So here it is week 17! I really can't believe it. I am still in a constant state of disbelief. I still tend to "forget" that I am pregnant. Although I do have a belly, it is that in between stage where people are wondering is she pregnant or does she just drink too much beer. I am still stressing, but not as regularly. I listen to the baby's heartbeat everyday with the doppler and do get upset when I don't find it right away. This drives my husband absolutely nuts.
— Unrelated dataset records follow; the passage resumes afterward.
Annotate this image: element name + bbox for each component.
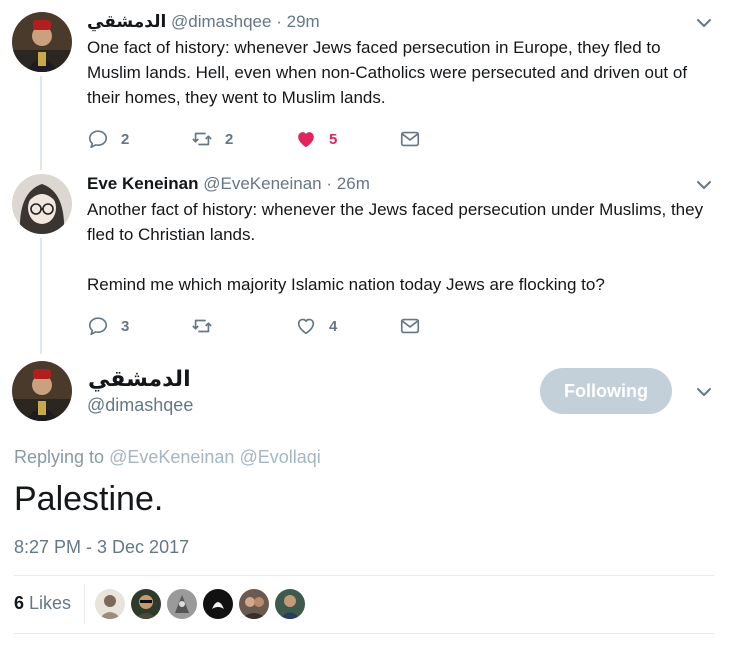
avatar[interactable] <box>12 361 72 421</box>
reply-count: 2 <box>121 130 130 148</box>
reply-count: 3 <box>121 317 130 335</box>
liker-avatar[interactable] <box>95 589 125 619</box>
divider <box>14 575 714 576</box>
display-name[interactable]: الدمشقي <box>87 12 166 31</box>
like-button[interactable]: 5 <box>295 128 399 150</box>
display-name[interactable]: Eve Keneinan <box>87 174 199 193</box>
thread-line <box>40 76 42 170</box>
heart-icon <box>298 132 314 148</box>
liker-avatar[interactable] <box>167 589 197 619</box>
liker-avatar[interactable] <box>275 589 305 619</box>
retweet-button[interactable] <box>191 315 295 337</box>
liker-avatar[interactable] <box>203 589 233 619</box>
divider <box>14 633 714 634</box>
user-handle[interactable]: @dimashqee <box>171 12 271 31</box>
direct-message-button[interactable] <box>399 315 503 337</box>
avatar[interactable] <box>12 174 72 234</box>
chevron-down-icon[interactable] <box>694 13 714 33</box>
retweet-icon <box>192 132 212 146</box>
following-button[interactable]: Following <box>540 368 672 414</box>
tweet-actions: 2 2 5 <box>87 127 503 151</box>
separator-dot: · <box>276 12 282 31</box>
tweet-header: Eve Keneinan @EveKeneinan · 26m <box>87 173 714 195</box>
chevron-down-icon[interactable] <box>694 175 714 195</box>
main-tweet-text: Palestine. <box>14 480 164 518</box>
tweet-text: Another fact of history: whenever the Je… <box>87 197 714 297</box>
envelope-icon <box>400 318 420 334</box>
tweet-text: One fact of history: whenever Jews faced… <box>87 35 714 110</box>
tweet-actions: 3 4 <box>87 314 503 338</box>
heart-icon <box>297 318 315 335</box>
tweet: Eve Keneinan @EveKeneinan · 26m Another … <box>87 173 714 297</box>
likers-avatars <box>95 589 311 619</box>
tweet-timestamp[interactable]: 8:27 PM - 3 Dec 2017 <box>14 537 189 558</box>
tweet-paragraph: Remind me which majority Islamic nation … <box>87 275 605 294</box>
avatar[interactable] <box>12 12 72 72</box>
retweet-icon <box>192 319 212 333</box>
retweet-count: 2 <box>225 130 234 148</box>
user-handle[interactable]: @dimashqee <box>87 395 193 416</box>
tweet-header: الدمشقي @dimashqee · 29m <box>87 11 714 33</box>
retweet-button[interactable]: 2 <box>191 128 295 150</box>
likes-label: Likes <box>29 593 72 613</box>
likes-summary[interactable]: 6 Likes <box>14 593 71 614</box>
user-handle[interactable]: @EveKeneinan <box>203 174 321 193</box>
tweet-paragraph: One fact of history: whenever Jews faced… <box>87 38 688 107</box>
replying-label: Replying to <box>14 447 105 467</box>
divider <box>84 584 85 624</box>
tweet: الدمشقي @dimashqee · 29m One fact of his… <box>87 11 714 110</box>
reply-icon <box>88 130 108 149</box>
separator-dot: · <box>326 174 333 193</box>
chevron-down-icon[interactable] <box>694 382 714 402</box>
mention-link[interactable]: @Evollaqi <box>239 447 320 467</box>
mention-link[interactable]: @EveKeneinan <box>109 447 234 467</box>
replying-to: Replying to @EveKeneinan @Evollaqi <box>14 447 321 468</box>
reply-button[interactable]: 3 <box>87 315 191 337</box>
likes-count: 6 <box>14 593 25 613</box>
like-count: 5 <box>329 130 338 148</box>
envelope-icon <box>400 131 420 147</box>
tweet-paragraph: Another fact of history: whenever the Je… <box>87 200 704 244</box>
like-count: 4 <box>329 317 338 335</box>
reply-button[interactable]: 2 <box>87 128 191 150</box>
tweet-time[interactable]: 29m <box>287 12 320 31</box>
thread-line <box>40 238 42 354</box>
liker-avatar[interactable] <box>239 589 269 619</box>
like-button[interactable]: 4 <box>295 315 399 337</box>
liker-avatar[interactable] <box>131 589 161 619</box>
reply-icon <box>88 317 108 336</box>
display-name[interactable]: الدمشقي <box>88 366 191 392</box>
direct-message-button[interactable] <box>399 128 503 150</box>
tweet-time[interactable]: 26m <box>337 174 370 193</box>
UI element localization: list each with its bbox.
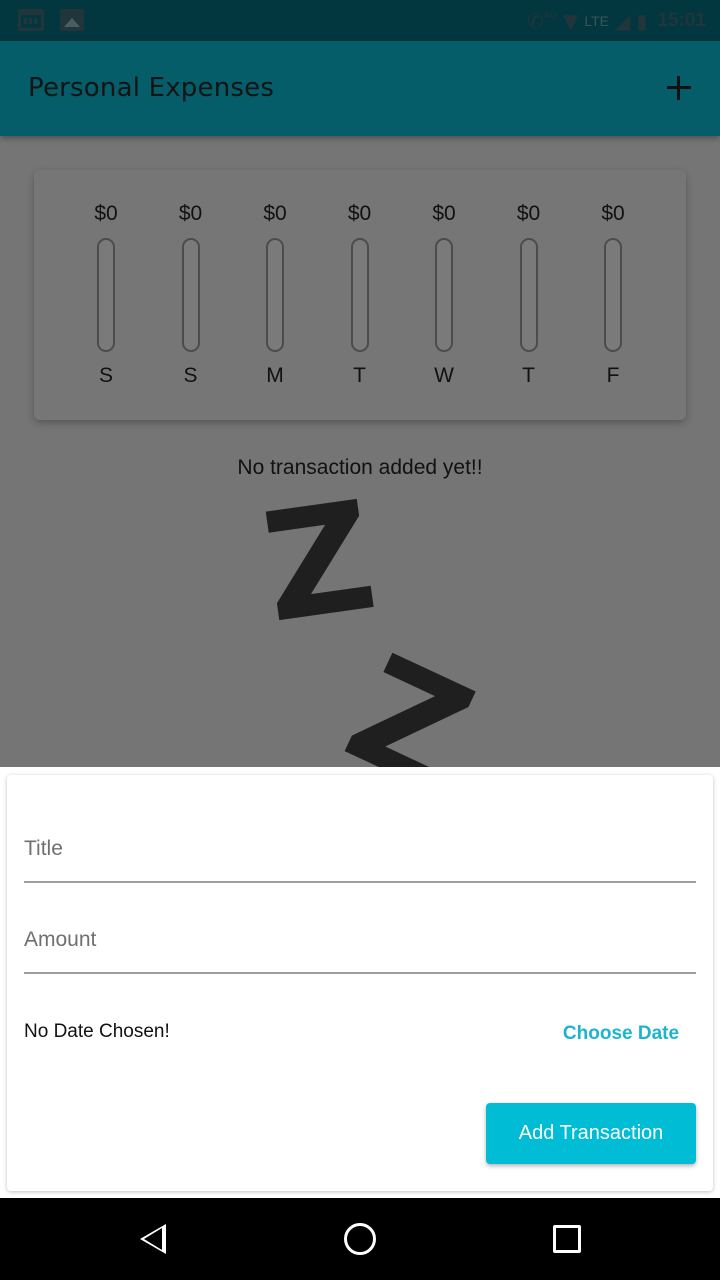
chart-bar xyxy=(350,238,369,352)
navigation-bar xyxy=(0,1198,720,1280)
calendar-icon xyxy=(18,9,44,31)
status-icons: ✆ 4G ▼ LTE ◢ ▮ 15:01 xyxy=(527,8,706,34)
chart-bar-column: $0 S xyxy=(76,200,136,390)
app-bar: Personal Expenses xyxy=(0,41,720,136)
chart-bar xyxy=(266,238,284,352)
wifi-icon: ▼ xyxy=(562,9,579,33)
bar-amount-label: $0 xyxy=(601,202,625,225)
chart-bar xyxy=(97,238,115,352)
bar-day-label: T xyxy=(353,364,366,387)
weekly-chart: $0 S $0 S $0 M $0 T $0 W $0 T $0 F xyxy=(34,170,686,420)
chart-bar xyxy=(435,238,453,352)
image-icon xyxy=(60,9,84,31)
amount-input[interactable] xyxy=(24,920,696,960)
date-status-label: No Date Chosen! xyxy=(24,1021,170,1042)
bar-day-label: S xyxy=(98,364,113,387)
call-wifi-icon: ✆ xyxy=(526,9,544,33)
chart-bar-column: $0 M xyxy=(245,200,305,390)
bar-day-label: T xyxy=(522,364,535,387)
bar-amount-label: $0 xyxy=(263,202,287,225)
choose-date-button[interactable]: Choose Date xyxy=(546,1014,696,1054)
bar-day-label: W xyxy=(434,364,454,387)
page-title: Personal Expenses xyxy=(28,73,275,103)
recents-icon[interactable] xyxy=(553,1225,581,1253)
network-small-label: 4G xyxy=(543,9,557,21)
network-label: LTE xyxy=(584,13,609,29)
bar-amount-label: $0 xyxy=(516,202,541,225)
chart-bar-column: $0 T xyxy=(499,200,559,390)
sleeping-z-glyph: Z xyxy=(253,469,386,657)
chart-bar-column: $0 W xyxy=(414,200,474,390)
title-input[interactable] xyxy=(24,829,696,869)
chart-bar-column: $0 F xyxy=(583,200,643,390)
back-icon[interactable] xyxy=(140,1224,166,1254)
bar-amount-label: $0 xyxy=(94,202,118,225)
battery-charging-icon: ▮ xyxy=(636,9,648,33)
add-icon[interactable] xyxy=(662,71,696,105)
amount-field[interactable] xyxy=(24,904,696,974)
add-transaction-button[interactable]: Add Transaction xyxy=(486,1103,696,1164)
status-time: 15:01 xyxy=(657,10,706,31)
chart-bar xyxy=(519,238,538,352)
status-bar: ✆ 4G ▼ LTE ◢ ▮ 15:01 xyxy=(0,0,720,41)
chart-bar xyxy=(181,238,200,352)
chart-bar xyxy=(604,238,622,352)
bar-amount-label: $0 xyxy=(178,202,203,225)
signal-icon: ◢ xyxy=(614,9,631,33)
bar-day-label: F xyxy=(606,364,620,387)
bar-amount-label: $0 xyxy=(432,202,456,225)
title-field[interactable] xyxy=(24,813,696,883)
chart-bar-column: $0 S xyxy=(161,200,221,390)
bar-amount-label: $0 xyxy=(347,202,372,225)
home-icon[interactable] xyxy=(344,1223,376,1255)
bar-day-label: S xyxy=(183,364,198,387)
chart-bar-column: $0 T xyxy=(330,200,390,390)
bar-day-label: M xyxy=(266,364,284,387)
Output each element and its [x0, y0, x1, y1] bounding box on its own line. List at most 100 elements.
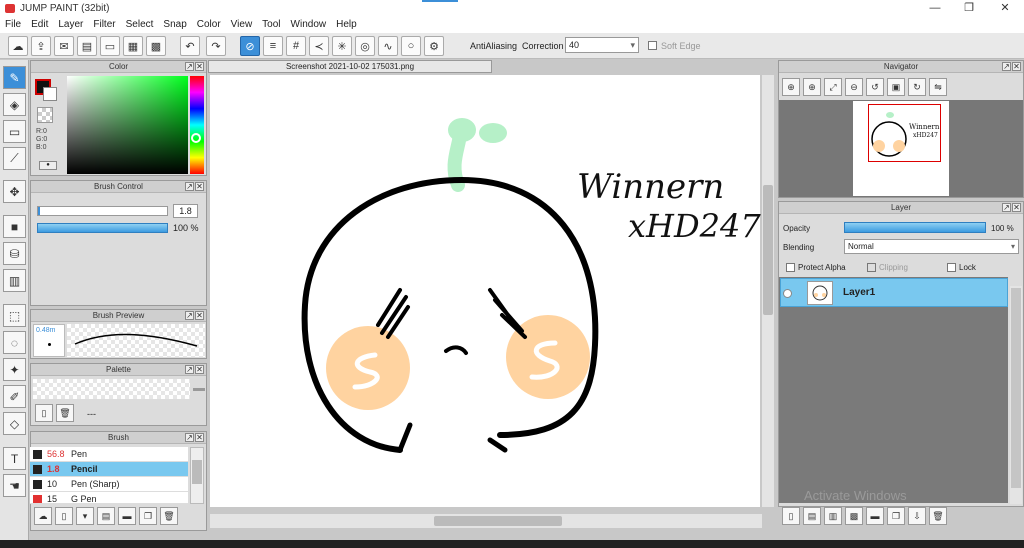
text-tool-icon[interactable]: T	[3, 447, 26, 470]
hue-slider-handle[interactable]	[191, 133, 201, 143]
close-icon[interactable]: ✕	[1012, 203, 1021, 212]
float-icon[interactable]: ↗	[1002, 203, 1011, 212]
correction-select[interactable]: 40 ▾	[565, 37, 639, 53]
float-icon[interactable]: ↗	[185, 365, 194, 374]
new-brush-icon[interactable]: ▯	[55, 507, 73, 525]
magic-wand-tool-icon[interactable]: ✦	[3, 358, 26, 381]
float-icon[interactable]: ↗	[185, 182, 194, 191]
menu-window[interactable]: Window	[286, 17, 332, 33]
eraser-tool-icon[interactable]: ◈	[3, 93, 26, 116]
chat-icon[interactable]: ✉	[54, 36, 74, 56]
close-icon[interactable]: ✕	[195, 433, 204, 442]
snap-grid-icon[interactable]: #	[286, 36, 306, 56]
zoom-out-icon[interactable]: ⊖	[845, 78, 863, 96]
color-sv-picker[interactable]	[67, 76, 188, 174]
menu-edit[interactable]: Edit	[26, 17, 53, 33]
brush-menu-icon[interactable]: ▾	[76, 507, 94, 525]
menu-select[interactable]: Select	[121, 17, 159, 33]
transparent-swatch[interactable]	[37, 107, 53, 123]
rotate-left-icon[interactable]: ↺	[866, 78, 884, 96]
menu-tool[interactable]: Tool	[257, 17, 285, 33]
export-icon[interactable]: ▦	[123, 36, 143, 56]
select-eraser-tool-icon[interactable]: ◇	[3, 412, 26, 435]
menu-snap[interactable]: Snap	[158, 17, 191, 33]
delete-layer-icon[interactable]: 🗑	[929, 507, 947, 525]
brush-item[interactable]: 10 Pen (Sharp)	[30, 477, 188, 492]
duplicate-layer-icon[interactable]: ❐	[887, 507, 905, 525]
move-tool-icon[interactable]: ✥	[3, 180, 26, 203]
menu-filter[interactable]: Filter	[88, 17, 120, 33]
lasso-tool-icon[interactable]: ◌	[3, 331, 26, 354]
brush-item-selected[interactable]: 1.8 Pencil	[30, 462, 188, 477]
new-layer-8bit-icon[interactable]: ▤	[803, 507, 821, 525]
close-icon[interactable]: ✕	[195, 182, 204, 191]
menu-help[interactable]: Help	[331, 17, 362, 33]
navigator-viewport[interactable]: Winnern xHD247	[779, 100, 1023, 197]
page-icon[interactable]: ▭	[100, 36, 120, 56]
zoom-icon[interactable]: ⊕	[803, 78, 821, 96]
palette-swatches[interactable]	[33, 379, 190, 399]
brush-settings-icon[interactable]: ▤	[97, 507, 115, 525]
drawing-canvas[interactable]: Winnern xHD247	[210, 75, 761, 507]
snap-off-icon[interactable]: ⊘	[240, 36, 260, 56]
palette-scrollbar[interactable]	[193, 388, 205, 391]
snap-perspective-icon[interactable]: ≺	[309, 36, 329, 56]
select-pen-tool-icon[interactable]: ✐	[3, 385, 26, 408]
new-palette-icon[interactable]: ▯	[35, 404, 53, 422]
brush-list-scrollbar[interactable]	[190, 447, 204, 504]
fill-rect-tool-icon[interactable]: ■	[3, 215, 26, 238]
snap-radial-icon[interactable]: ✳	[332, 36, 352, 56]
close-icon[interactable]: ✕	[195, 62, 204, 71]
document-tab[interactable]: Screenshot 2021-10-02 175031.png	[208, 60, 492, 73]
delete-palette-icon[interactable]: 🗑	[56, 404, 74, 422]
snap-settings-icon[interactable]: ⚙	[424, 36, 444, 56]
snap-circle-icon[interactable]: ◎	[355, 36, 375, 56]
snap-curve-icon[interactable]: ∿	[378, 36, 398, 56]
brush-opacity-slider[interactable]	[37, 223, 168, 233]
softedge-checkbox[interactable]	[648, 41, 657, 50]
brush-folder-icon[interactable]: ▬	[118, 507, 136, 525]
brush-item[interactable]: 15 G Pen	[30, 492, 188, 504]
close-icon[interactable]: ✕	[195, 365, 204, 374]
comment-icon[interactable]: ▤	[77, 36, 97, 56]
minimize-button[interactable]: —	[918, 0, 952, 17]
background-color-swatch[interactable]	[43, 87, 57, 101]
layer-opacity-slider[interactable]	[844, 222, 986, 233]
eyedropper-icon[interactable]: ●	[39, 161, 57, 170]
grid-icon[interactable]: ▩	[146, 36, 166, 56]
cloud-icon[interactable]: ☁	[8, 36, 28, 56]
menu-color[interactable]: Color	[192, 17, 226, 33]
rotate-right-icon[interactable]: ↻	[908, 78, 926, 96]
menu-file[interactable]: File	[0, 17, 26, 33]
close-button[interactable]: ✕	[988, 0, 1022, 17]
brush-size-value[interactable]: 1.8	[173, 204, 198, 218]
pen-tool-icon[interactable]: ✎	[3, 66, 26, 89]
brush-item[interactable]: 56.8 Pen	[30, 447, 188, 462]
snap-ellipse-icon[interactable]: ○	[401, 36, 421, 56]
float-icon[interactable]: ↗	[185, 311, 194, 320]
duplicate-brush-icon[interactable]: ❐	[139, 507, 157, 525]
float-icon[interactable]: ↗	[185, 433, 194, 442]
brush-size-slider[interactable]	[37, 206, 168, 216]
delete-brush-icon[interactable]: 🗑	[160, 507, 178, 525]
line-tool-icon[interactable]: ⟋	[3, 147, 26, 170]
menu-view[interactable]: View	[226, 17, 258, 33]
new-layer-1bit-icon[interactable]: ▥	[824, 507, 842, 525]
flip-icon[interactable]: ⇋	[929, 78, 947, 96]
bucket-tool-icon[interactable]: ⛁	[3, 242, 26, 265]
navigator-view-rect[interactable]	[868, 104, 941, 162]
layer-visibility-icon[interactable]	[783, 289, 792, 298]
fit-icon[interactable]: ⤢	[824, 78, 842, 96]
menu-layer[interactable]: Layer	[53, 17, 88, 33]
actual-size-icon[interactable]: ▣	[887, 78, 905, 96]
canvas-horizontal-scrollbar[interactable]	[210, 514, 762, 528]
share-icon[interactable]: ⇪	[31, 36, 51, 56]
layer-folder-icon[interactable]: ▬	[866, 507, 884, 525]
undo-icon[interactable]: ↶	[180, 36, 200, 56]
layer-list-scrollbar[interactable]	[1010, 286, 1022, 504]
hue-slider[interactable]	[190, 76, 204, 174]
snap-parallel-icon[interactable]: ≡	[263, 36, 283, 56]
zoom-in-icon[interactable]: ⊕	[782, 78, 800, 96]
select-rect-tool-icon[interactable]: ⬚	[3, 304, 26, 327]
rectangle-tool-icon[interactable]: ▭	[3, 120, 26, 143]
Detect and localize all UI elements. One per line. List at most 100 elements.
I go back the OB next week on the 28th and then the "big" ultrasound is scheduled for August 4th. The Genetics place is having me come back there to have the ultrasound. I am still really nervous about this. But whatever will be will be. My husband really wants to know the sex of the baby. We didn't find out with our first, he was a surprise. So that will be different. I am wondering if knowing what the baby is will make me more bonded? I do worry about mistakes though. Someone I know just had a baby a month or so ago and they told her she was having a another girl, so they had everything ready and had been calling "her" Alexandra since they found out. And surprise, surprise, "she" turned out to be an he. A little shocking. But I figure they only had the one big ultrasound where I will be having monthly ultrasounds so I guess I can just have them make sure each month.
The last few weeks have been pretty calm. Just the regular pregnancy issues, still craving salad, still tired, heartburn has started. Trying hard not to gain too much weight. But what can you do.
Just wanted to update you all, thanks for all your thoughts and prayers.